Я объяснил ей: когда мужчина думает, что любит женщину, и говорит ей: «Я тебя люблю и буду любить вечно, пусть я умру, если разлюблю тебя», — он верит в свои слова. Но вот, однажды, он заглядывает в свое сердце и видит там пустоту. И он остается жив. С нами — теми, кто пережил годы смерти — дело обстоит по-другому. Когда мы говорим, что никогда не забудем — мы говорим правду. Мы не можем забыть. Призраки стоят перед нашими глазами. Даже когда мы смотрим на что-нибудь другое, призраки остаются. Наверное, если бы я смог забыть, я бы возненавидел себя. Наше пребывание там заложило в нас бомбы замедленного действия. Время от времени одна из них взрывается. И тогда нас захлестывают страдания, стыд и чувство вины. Нам стыдно, что мы чувствуем себя виноватыми в том, что живы, едим хлеба столько, сколько хотим, а зимой носим теплые носки. Одна из этих бомб, Катлин, наверняка принесет с собой безумие. Это неизбежно. Каждый, кто побывал там, заразился человеческим безумием. Раньше или позже оно всплывет на поверхность.
В тот вечер Катлин была трезва и рассудительна. Казалось, что ее прежнее «Я» вернулось к ней. Но я знал, что оно появляется лишь ненадолго и скоро снова покинет ее. Останется только подражание ему.
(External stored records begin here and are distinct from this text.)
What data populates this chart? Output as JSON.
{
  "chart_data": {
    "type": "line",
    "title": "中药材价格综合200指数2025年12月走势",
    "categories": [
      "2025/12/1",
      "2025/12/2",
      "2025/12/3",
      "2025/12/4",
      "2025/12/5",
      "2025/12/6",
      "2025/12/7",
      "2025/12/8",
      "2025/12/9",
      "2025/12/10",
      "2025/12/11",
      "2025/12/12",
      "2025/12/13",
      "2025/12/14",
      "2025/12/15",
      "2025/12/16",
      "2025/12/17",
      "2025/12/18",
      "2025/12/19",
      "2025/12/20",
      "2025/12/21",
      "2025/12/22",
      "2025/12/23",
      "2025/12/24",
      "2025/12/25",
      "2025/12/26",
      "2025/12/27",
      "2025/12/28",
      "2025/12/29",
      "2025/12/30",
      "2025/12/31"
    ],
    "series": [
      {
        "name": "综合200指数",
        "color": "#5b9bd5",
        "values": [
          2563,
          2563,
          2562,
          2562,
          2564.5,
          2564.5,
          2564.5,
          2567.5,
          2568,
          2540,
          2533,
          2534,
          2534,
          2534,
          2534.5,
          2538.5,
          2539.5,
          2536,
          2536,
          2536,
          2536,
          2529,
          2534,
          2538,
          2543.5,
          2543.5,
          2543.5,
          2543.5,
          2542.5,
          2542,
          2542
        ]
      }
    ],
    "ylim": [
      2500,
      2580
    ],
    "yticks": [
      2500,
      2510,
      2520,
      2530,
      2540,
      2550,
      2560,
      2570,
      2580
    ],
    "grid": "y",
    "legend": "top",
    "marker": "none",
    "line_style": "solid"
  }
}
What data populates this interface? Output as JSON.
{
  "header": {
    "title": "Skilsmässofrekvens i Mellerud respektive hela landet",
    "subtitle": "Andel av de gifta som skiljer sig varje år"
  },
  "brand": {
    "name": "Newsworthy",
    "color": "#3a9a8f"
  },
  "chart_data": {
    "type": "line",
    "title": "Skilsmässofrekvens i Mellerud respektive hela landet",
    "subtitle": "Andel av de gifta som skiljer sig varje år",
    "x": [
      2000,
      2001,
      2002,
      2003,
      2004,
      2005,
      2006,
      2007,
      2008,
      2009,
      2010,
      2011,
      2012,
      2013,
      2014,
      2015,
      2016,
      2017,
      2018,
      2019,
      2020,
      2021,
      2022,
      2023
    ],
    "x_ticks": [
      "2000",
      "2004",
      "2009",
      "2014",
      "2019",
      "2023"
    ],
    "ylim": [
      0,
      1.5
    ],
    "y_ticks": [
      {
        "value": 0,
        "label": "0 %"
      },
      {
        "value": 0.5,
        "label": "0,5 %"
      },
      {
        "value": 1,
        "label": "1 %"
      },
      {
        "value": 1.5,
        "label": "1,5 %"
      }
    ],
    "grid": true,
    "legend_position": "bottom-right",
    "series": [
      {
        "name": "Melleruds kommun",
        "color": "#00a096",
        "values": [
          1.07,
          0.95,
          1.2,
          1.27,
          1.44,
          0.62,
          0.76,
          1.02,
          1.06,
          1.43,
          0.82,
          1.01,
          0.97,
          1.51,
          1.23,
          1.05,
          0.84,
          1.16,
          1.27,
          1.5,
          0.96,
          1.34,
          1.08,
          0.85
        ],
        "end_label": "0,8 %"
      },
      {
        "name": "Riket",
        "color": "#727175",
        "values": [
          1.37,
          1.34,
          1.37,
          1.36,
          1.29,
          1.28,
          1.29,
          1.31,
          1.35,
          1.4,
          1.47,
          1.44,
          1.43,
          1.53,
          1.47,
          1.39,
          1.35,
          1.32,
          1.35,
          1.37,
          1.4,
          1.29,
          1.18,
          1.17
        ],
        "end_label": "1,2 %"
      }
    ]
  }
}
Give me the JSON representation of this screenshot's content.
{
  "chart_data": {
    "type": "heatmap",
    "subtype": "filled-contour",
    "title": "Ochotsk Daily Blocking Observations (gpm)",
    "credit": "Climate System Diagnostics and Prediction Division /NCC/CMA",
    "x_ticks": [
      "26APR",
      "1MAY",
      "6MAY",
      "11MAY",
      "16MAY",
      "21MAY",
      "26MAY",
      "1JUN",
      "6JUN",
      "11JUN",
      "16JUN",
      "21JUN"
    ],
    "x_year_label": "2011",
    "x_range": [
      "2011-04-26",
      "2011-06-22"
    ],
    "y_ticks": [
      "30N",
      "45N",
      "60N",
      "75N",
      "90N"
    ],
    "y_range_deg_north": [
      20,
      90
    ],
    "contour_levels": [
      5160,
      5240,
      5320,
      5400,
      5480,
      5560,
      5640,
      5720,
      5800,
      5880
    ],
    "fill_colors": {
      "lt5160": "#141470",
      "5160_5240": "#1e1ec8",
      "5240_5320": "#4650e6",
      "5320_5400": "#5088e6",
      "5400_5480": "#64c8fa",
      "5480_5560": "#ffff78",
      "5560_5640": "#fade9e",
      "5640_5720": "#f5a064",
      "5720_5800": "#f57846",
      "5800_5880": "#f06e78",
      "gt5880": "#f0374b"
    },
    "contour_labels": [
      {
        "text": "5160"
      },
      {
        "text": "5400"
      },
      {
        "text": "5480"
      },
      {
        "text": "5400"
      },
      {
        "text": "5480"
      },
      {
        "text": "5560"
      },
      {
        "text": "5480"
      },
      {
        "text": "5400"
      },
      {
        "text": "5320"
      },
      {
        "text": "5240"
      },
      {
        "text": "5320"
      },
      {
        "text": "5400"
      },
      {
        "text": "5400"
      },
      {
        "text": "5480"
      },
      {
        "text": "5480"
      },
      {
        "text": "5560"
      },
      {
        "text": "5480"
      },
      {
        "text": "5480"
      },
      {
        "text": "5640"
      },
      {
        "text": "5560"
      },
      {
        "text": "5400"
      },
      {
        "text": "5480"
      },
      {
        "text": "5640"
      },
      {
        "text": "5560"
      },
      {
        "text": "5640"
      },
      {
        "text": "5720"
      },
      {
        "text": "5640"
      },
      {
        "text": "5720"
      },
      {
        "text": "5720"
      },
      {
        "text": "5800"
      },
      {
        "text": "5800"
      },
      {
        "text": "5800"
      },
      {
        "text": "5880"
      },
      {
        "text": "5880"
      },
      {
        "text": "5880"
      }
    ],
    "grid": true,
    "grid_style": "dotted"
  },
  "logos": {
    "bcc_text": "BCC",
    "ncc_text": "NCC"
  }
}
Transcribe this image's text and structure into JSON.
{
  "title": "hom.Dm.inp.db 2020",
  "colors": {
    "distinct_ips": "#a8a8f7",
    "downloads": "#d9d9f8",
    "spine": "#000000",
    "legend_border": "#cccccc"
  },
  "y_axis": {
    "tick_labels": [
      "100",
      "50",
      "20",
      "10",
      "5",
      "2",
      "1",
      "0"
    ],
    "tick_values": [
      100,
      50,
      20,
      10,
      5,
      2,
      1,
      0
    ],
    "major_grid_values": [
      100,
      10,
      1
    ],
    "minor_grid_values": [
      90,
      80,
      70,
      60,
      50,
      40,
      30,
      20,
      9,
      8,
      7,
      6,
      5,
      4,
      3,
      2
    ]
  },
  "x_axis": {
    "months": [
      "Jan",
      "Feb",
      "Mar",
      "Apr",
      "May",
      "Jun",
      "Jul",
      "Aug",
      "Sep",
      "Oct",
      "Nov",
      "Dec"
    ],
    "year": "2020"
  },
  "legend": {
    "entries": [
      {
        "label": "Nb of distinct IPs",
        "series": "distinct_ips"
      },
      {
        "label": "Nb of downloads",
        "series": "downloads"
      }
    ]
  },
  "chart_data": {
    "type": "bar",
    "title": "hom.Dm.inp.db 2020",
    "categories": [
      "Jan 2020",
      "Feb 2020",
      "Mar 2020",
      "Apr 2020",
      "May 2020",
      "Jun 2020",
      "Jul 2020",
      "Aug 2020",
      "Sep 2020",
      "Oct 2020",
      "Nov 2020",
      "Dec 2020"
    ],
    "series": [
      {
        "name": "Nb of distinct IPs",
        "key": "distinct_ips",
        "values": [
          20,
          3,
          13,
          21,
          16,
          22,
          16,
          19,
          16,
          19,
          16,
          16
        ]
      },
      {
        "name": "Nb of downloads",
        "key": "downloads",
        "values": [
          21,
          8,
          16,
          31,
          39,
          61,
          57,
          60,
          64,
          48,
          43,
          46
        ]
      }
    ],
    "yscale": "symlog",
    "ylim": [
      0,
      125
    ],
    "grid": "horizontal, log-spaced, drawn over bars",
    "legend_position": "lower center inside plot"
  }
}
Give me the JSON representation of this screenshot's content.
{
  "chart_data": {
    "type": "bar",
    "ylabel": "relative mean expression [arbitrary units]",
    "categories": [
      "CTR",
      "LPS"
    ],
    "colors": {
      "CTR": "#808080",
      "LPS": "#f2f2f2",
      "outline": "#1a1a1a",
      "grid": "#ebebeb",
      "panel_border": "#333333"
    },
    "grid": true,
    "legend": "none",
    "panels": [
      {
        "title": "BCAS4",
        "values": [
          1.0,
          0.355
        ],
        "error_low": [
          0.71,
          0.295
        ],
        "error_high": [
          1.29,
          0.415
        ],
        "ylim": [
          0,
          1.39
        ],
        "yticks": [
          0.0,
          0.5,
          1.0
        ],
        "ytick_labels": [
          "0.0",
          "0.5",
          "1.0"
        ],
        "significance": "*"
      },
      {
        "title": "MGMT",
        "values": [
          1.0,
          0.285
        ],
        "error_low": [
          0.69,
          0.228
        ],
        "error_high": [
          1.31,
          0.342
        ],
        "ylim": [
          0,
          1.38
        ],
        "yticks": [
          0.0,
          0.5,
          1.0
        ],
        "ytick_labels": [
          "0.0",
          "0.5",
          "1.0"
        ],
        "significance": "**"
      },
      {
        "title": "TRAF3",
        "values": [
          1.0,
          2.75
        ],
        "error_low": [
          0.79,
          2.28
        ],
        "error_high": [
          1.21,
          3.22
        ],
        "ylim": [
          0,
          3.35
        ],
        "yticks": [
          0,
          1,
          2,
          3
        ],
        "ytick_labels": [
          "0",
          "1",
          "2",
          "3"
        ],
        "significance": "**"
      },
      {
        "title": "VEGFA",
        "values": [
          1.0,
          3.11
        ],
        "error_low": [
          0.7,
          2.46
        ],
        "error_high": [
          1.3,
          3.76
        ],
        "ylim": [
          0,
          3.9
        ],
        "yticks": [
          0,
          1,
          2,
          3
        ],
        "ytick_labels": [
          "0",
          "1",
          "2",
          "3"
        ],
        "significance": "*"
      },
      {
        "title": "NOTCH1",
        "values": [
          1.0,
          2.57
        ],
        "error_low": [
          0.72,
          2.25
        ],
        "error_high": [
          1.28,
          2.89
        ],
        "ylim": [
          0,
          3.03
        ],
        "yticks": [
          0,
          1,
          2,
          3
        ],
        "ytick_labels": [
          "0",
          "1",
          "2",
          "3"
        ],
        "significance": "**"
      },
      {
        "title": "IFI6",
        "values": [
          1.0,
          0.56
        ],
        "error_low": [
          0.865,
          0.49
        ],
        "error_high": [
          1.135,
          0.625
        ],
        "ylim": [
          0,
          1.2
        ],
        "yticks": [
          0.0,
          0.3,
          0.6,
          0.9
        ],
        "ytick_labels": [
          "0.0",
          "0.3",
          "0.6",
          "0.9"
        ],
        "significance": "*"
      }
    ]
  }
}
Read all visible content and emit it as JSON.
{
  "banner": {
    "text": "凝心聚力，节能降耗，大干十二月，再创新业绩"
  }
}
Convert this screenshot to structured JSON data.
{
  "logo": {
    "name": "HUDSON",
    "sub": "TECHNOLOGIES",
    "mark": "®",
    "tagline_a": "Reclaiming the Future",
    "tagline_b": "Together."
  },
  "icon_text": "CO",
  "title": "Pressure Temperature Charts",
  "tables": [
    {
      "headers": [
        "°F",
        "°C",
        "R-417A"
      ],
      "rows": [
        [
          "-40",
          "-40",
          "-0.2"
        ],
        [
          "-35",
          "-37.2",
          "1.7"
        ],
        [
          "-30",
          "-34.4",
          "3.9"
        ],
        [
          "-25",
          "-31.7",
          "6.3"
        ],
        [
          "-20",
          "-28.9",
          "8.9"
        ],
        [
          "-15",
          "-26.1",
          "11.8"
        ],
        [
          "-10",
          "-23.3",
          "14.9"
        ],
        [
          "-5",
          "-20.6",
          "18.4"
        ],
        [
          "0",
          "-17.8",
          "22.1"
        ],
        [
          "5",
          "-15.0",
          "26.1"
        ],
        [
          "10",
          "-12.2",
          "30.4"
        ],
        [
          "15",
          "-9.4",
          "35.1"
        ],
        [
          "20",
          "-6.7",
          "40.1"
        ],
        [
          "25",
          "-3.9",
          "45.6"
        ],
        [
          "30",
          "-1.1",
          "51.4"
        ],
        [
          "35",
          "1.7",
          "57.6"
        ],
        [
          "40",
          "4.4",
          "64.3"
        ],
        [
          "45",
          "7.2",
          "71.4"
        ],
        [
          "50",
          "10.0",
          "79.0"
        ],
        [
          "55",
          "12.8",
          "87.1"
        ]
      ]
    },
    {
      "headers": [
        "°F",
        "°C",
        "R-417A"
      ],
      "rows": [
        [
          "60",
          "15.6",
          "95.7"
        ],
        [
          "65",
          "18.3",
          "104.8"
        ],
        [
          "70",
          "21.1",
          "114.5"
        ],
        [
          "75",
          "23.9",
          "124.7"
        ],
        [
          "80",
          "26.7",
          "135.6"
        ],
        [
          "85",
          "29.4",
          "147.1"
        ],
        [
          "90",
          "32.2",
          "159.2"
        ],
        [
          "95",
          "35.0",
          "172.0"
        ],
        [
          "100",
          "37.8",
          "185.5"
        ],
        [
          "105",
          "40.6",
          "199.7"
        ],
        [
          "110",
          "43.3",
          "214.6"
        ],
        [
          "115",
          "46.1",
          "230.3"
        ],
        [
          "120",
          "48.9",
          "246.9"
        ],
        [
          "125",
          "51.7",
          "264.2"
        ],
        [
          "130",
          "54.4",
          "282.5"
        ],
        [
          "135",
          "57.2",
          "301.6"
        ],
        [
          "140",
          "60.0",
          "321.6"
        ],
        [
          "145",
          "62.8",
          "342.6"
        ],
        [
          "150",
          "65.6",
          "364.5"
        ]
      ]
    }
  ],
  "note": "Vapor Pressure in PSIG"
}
А потом исчезнет и это «Я». Тогда разрыв станет неизбежным.
В ту ночь я понял, что рано или поздно мне придется бросить Катлин. Оставаться с ней стало бессмысленно.
Я сказал себе: страдание углубляет пропасть между нами и остальными людьми. Оно отгораживает нас стеной слез и презрения. Люди обходят стороной того, кто познал абсолютное страдание, если только не могут сделать из него бога. Если кто-то скажет им: я страдал не потому, что я был Богом, не потому, что я был святым, который уподоблялся Ему, а просто потому, что я человек, такой же, как вы, с вашей любовью, вашей трусостью, вашими грехами, вашими мятежами и вашими нелепыми амбициями — такой человек пугает людей, им становится стыдно. Они чураются его, словно он в чем-то виновен, будто он занял место Бога и освещает великую пустоту, которая открывается в конце любого пути.